Yvo de Boer, the UN's top climate official wants the right path to be taken for the next 15 years:

"What concerns me most is that the financial crisis will lead to a second set of bad investment decisions ... I hope that the second financial crisis is not going to have its origins in bad energy loans. We must now focus on the opportunities for green growth that can put the global economy onto a stable and sustainable path."

Copenhagen - EU Emissions Permits

This was the same process that preceded Kyoto ... water down and water down the agreement, and then still claim for the subsequent decade that Kyoto was too stringent and harmful:

Oxfam says that in tomorrow’s [5th December] Environment Council meeting in Brussels, European decision-makers must resist industry scaremongering if the EU is to lead the way at global talks. If the EU buckles, it will fail to deliver on its own objectives of avoiding global warming above 2°C and send the wrong signals to the UN Climate Conference now underway in Poznan.

In general, business groups are strongly opposed to the auctioning of emissions permits, saying they should continue to get them for free. They argue that paying for carbon permits will lead to higher costs, a loss of competitiveness and ‘carbon leakage’ as firms facing global competition will shift their operations to other countries which will not face a carbon price. In particular, the iron and steel, cement, oil refining and chemical manufacturing sectors have been lobbying intensely for continued free allocation – and they seem increasingly confident of winning concessions.

Elise Ford, head of Oxfam’s Brussels office: “Poor countries need at least $50 billion a year to adapt to the negative impacts of climate change and much of it could be raised by earmarking the revenues of auctioning carbon permits.
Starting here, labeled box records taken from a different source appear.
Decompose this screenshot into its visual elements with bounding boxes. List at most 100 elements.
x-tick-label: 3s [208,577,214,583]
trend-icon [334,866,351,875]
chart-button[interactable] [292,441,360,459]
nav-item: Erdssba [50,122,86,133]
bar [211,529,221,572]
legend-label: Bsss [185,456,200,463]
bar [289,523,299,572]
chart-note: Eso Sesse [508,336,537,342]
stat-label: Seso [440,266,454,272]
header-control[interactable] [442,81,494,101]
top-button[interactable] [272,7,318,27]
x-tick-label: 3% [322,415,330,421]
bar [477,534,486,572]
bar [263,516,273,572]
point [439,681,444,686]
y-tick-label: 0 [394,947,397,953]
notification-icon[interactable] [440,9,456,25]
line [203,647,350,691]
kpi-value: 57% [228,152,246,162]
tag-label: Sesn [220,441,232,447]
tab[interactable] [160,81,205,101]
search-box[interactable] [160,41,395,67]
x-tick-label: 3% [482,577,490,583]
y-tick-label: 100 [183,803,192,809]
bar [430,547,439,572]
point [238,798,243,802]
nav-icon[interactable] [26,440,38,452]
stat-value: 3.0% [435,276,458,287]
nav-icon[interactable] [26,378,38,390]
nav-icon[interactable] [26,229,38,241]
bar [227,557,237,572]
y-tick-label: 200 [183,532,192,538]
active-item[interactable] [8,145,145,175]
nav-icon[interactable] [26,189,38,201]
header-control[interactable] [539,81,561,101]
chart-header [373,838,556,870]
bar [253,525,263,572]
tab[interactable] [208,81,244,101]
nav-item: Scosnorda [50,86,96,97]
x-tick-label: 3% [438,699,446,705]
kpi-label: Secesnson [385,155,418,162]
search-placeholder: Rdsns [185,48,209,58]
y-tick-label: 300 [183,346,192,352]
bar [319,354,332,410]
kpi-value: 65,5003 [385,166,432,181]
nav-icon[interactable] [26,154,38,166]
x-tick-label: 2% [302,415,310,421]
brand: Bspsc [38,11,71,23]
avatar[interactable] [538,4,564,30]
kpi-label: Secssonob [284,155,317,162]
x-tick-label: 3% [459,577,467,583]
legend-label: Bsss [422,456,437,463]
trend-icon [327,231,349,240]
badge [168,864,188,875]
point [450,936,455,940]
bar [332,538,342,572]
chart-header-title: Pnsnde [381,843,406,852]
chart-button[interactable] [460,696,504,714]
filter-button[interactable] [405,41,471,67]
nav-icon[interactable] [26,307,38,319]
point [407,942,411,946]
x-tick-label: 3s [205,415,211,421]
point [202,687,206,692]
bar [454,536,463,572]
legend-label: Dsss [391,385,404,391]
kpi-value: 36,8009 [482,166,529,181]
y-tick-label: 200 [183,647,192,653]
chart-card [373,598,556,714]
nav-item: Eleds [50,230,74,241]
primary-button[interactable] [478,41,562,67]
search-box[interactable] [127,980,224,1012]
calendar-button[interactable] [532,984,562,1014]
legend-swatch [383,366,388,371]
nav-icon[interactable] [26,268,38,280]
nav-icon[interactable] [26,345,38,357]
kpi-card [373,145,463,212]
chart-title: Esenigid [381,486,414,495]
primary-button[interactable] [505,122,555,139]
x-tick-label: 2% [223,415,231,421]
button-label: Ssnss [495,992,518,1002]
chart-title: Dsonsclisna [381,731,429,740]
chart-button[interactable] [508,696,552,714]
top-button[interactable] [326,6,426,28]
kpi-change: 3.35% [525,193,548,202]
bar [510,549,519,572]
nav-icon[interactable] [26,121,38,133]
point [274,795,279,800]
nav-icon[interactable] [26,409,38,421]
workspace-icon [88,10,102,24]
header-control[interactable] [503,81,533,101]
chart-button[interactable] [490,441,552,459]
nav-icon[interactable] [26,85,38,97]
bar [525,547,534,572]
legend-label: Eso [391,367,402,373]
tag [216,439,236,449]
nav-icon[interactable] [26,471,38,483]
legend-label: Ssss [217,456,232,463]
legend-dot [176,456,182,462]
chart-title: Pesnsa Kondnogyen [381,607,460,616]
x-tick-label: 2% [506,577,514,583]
This would be one of the most decisive contributions that rich countries could make to engender good-will and progress at the Poznan talks."

The Plan

After a good 90-minute group leaflet tonight, we only have 1500 leaflets to go in our first ward-wide effort at Cheylesmore. After meeting our two other signatories, I'm off to cut a cheque to pay our printer tomorrow at Nationwide. Then, I'm down in London for the climate change march on Saturday.

Our next meeting will be on Thursday, 11th December, at 730pm, at the Cheylesmore Community Centre.
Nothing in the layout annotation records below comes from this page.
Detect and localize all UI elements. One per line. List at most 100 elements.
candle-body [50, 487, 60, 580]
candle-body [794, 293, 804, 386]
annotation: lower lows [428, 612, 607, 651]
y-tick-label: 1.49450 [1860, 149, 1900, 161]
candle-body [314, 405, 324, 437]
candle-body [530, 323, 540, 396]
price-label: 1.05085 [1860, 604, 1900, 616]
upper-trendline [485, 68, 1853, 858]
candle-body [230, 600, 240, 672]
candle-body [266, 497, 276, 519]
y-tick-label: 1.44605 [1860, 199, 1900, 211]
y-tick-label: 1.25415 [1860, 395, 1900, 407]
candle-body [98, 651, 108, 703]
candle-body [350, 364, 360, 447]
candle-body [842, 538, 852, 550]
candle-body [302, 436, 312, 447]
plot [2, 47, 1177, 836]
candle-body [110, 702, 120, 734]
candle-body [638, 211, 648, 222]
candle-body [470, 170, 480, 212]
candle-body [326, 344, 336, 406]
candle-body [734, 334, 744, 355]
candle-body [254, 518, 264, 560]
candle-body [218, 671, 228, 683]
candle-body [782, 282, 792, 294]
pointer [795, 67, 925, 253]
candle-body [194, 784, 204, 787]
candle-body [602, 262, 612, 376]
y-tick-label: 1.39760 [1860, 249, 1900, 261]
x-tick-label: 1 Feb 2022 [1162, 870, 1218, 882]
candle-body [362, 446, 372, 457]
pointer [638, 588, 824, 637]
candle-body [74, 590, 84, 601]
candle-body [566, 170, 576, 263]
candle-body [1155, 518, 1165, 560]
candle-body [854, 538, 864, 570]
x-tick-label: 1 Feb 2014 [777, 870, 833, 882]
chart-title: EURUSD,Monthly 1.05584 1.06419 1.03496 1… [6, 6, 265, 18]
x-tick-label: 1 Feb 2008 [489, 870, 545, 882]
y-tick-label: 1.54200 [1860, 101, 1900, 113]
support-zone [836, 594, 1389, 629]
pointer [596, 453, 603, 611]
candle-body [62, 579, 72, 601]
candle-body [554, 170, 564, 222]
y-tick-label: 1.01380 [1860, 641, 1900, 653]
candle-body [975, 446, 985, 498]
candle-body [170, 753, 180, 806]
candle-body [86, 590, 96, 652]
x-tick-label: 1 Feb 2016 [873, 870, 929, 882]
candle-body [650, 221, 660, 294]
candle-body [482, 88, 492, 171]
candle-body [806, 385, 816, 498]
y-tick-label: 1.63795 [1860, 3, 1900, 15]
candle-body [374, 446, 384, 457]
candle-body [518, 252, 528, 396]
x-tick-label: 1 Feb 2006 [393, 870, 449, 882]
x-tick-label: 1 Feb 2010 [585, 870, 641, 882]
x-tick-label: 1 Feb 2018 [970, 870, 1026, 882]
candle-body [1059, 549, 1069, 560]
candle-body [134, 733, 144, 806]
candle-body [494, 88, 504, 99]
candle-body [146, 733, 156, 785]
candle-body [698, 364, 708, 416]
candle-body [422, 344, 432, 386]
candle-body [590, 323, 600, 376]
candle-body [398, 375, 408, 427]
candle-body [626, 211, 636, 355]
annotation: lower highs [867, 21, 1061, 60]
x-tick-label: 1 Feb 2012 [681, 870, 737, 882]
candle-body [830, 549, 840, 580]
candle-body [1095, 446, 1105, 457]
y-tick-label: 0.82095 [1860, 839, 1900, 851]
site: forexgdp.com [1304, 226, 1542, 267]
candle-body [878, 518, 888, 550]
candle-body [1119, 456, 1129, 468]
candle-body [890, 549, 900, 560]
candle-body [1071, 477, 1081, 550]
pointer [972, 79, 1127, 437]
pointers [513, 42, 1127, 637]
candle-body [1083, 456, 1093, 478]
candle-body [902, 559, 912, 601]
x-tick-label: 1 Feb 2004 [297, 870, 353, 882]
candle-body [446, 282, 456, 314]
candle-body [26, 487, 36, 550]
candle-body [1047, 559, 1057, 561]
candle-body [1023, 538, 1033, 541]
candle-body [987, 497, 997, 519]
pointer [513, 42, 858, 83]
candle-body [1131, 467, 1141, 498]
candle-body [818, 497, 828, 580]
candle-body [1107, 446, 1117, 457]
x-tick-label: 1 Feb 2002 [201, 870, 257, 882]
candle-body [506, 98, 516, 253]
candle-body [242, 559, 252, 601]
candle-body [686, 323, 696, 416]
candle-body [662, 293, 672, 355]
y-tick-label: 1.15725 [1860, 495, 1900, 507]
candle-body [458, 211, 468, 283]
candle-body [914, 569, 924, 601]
We'll have a guest speaker, Anne Harris, on supermarkets and obesity in Coventry.

We're going to try and have speaker meetings once a month at various venues in Cheylesmore, and then have socials (both canal walks and other get togethers) apart from this.

In the new year, 2009 seems like such a big number, January and February will be devoted to following up our leaflet with some door-to-door canvassing in Cheylesmore.

01 December 2008

World AIDS Day - 1st December

I didn't want there to be a 20th anniversary of World Aids Day.
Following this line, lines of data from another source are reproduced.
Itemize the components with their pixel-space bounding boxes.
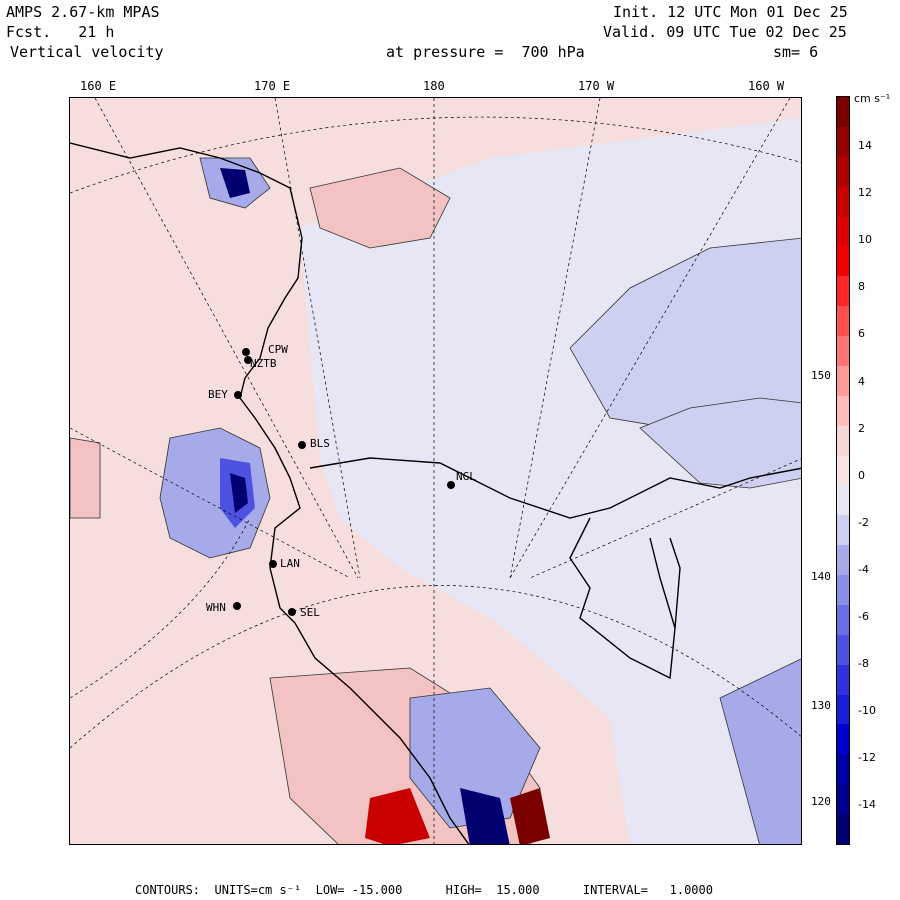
station-dot — [447, 481, 455, 489]
station-dot — [242, 348, 250, 356]
station-dot — [269, 560, 277, 568]
colorbar-segment — [837, 485, 849, 516]
negative-region — [719, 658, 801, 844]
station-label-lan: LAN — [280, 557, 300, 570]
colorbar-segment — [837, 365, 849, 397]
lon-label: 160 E — [80, 79, 117, 93]
colorbar-segment — [837, 575, 849, 606]
colorbar-tick-label: 6 — [858, 327, 865, 341]
station-dot — [244, 356, 252, 364]
station-label-whn: WHN — [206, 601, 226, 614]
colorbar-segment — [837, 425, 849, 457]
colorbar-segment — [837, 306, 849, 337]
colorbar-segment — [837, 724, 849, 755]
colorbar-tick-label: -10 — [858, 704, 876, 718]
negative-region — [409, 687, 541, 829]
colorbar-segment — [837, 97, 849, 128]
lat-label: 120 W — [811, 795, 845, 808]
station-dot — [298, 441, 306, 449]
colorbar-segment — [837, 395, 849, 427]
colorbar-tick-label: 0 — [858, 468, 865, 482]
strong-region — [365, 788, 430, 844]
station-label-cpw: CPW — [268, 343, 288, 356]
colorbar-tick-label: 10 — [858, 233, 872, 247]
colorbar-tick-label: -6 — [858, 610, 869, 623]
station-label-bls: BLS — [310, 437, 330, 450]
colorbar-segment — [837, 216, 849, 247]
colorbar-tick-label: 8 — [858, 280, 865, 294]
negative-region — [230, 473, 248, 513]
colorbar-segment — [837, 336, 849, 367]
colorbar-segment — [837, 634, 849, 666]
station-label-nztb: NZTB — [250, 357, 277, 370]
forecast-hour: Fcst. 21 h — [6, 23, 115, 41]
colorbar — [836, 96, 850, 845]
station-label-ngl: NGL — [456, 470, 476, 483]
map-canvas — [70, 98, 801, 844]
lat-label: 140 W — [811, 570, 845, 583]
positive-region — [309, 167, 451, 249]
station-dot — [233, 602, 241, 610]
colorbar-segment — [837, 156, 849, 188]
strong-region — [460, 788, 510, 844]
init-time: Init. 12 UTC Mon 01 Dec 25 — [613, 3, 848, 21]
negative-region — [569, 237, 801, 429]
negative-region — [159, 427, 271, 559]
pressure-level: at pressure = 700 hPa — [386, 43, 585, 61]
coastline — [70, 142, 470, 844]
colorbar-tick-label: 4 — [858, 374, 865, 388]
colorbar-segment — [837, 186, 849, 217]
lon-label: 170 E — [254, 79, 291, 93]
station-dot — [288, 608, 296, 616]
lat-label: 150 W — [811, 369, 845, 382]
colorbar-tick-label: -2 — [858, 515, 869, 529]
colorbar-tick-label: 14 — [858, 139, 872, 152]
colorbar-segment — [837, 784, 849, 815]
colorbar-segment — [837, 515, 849, 546]
colorbar-segment — [837, 814, 849, 845]
graticule — [70, 98, 801, 844]
shelf-edge — [569, 517, 676, 680]
lon-label: 170 W — [578, 79, 615, 93]
colorbar-segment — [837, 694, 849, 725]
negative-region — [220, 168, 250, 198]
colorbar-segment — [837, 455, 849, 486]
station-dot — [234, 391, 242, 399]
contour-info: CONTOURS: UNITS=cm s⁻¹ LOW= -15.000 HIGH… — [135, 883, 713, 897]
colorbar-tick-label: -12 — [858, 751, 876, 765]
colorbar-segment — [837, 545, 849, 576]
colorbar-segment — [837, 754, 849, 785]
shelf-edge — [309, 457, 801, 519]
colorbar-tick-label: -4 — [858, 562, 869, 576]
colorbar-tick-label: 12 — [858, 186, 872, 200]
valid-time: Valid. 09 UTC Tue 02 Dec 25 — [603, 23, 847, 41]
shelf-edge — [669, 537, 681, 629]
positive-region — [70, 437, 101, 519]
lon-label: 180 — [423, 79, 445, 93]
strong-region — [510, 788, 550, 844]
station-label-sel: SEL — [300, 606, 320, 619]
lon-label: 160 W — [748, 79, 785, 93]
negative-region — [639, 397, 801, 489]
colorbar-tick-label: -14 — [858, 798, 876, 812]
colorbar-units: cm s⁻¹ — [854, 92, 891, 105]
colorbar-segment — [837, 604, 849, 636]
colorbar-tick-label: -8 — [858, 657, 869, 671]
smoothing: sm= 6 — [773, 43, 819, 61]
colorbar-tick-label: 2 — [858, 421, 865, 435]
colorbar-segment — [837, 126, 849, 158]
station-label-bey: BEY — [208, 388, 228, 401]
colorbar-segment — [837, 246, 849, 277]
colorbar-segment — [837, 664, 849, 696]
field-name: Vertical velocity — [10, 43, 164, 61]
model-title: AMPS 2.67-km MPAS — [6, 3, 160, 21]
colorbar-segment — [837, 276, 849, 307]
lat-label: 130 W — [811, 699, 845, 712]
vertical-velocity-map[interactable]: CPW NZTB BEY BLS NGL LAN WHN SEL — [69, 97, 802, 845]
73 000 adults have HIV in the UK. 5000 more contract HIV each year, with Coventry having a higher rate than the rest of the West Midlands.

HIV prevention is straight-forward. If you're at risk of HIV transmission through drug use, there are a number of needle exchange projects near to Coventry. In straight or gay sex, men need to wear condoms. Women need more self-respect and confidence, so they can ask a male partner (whether for the night, or longer-term) to wear a condom. We need to value and protect ourselves.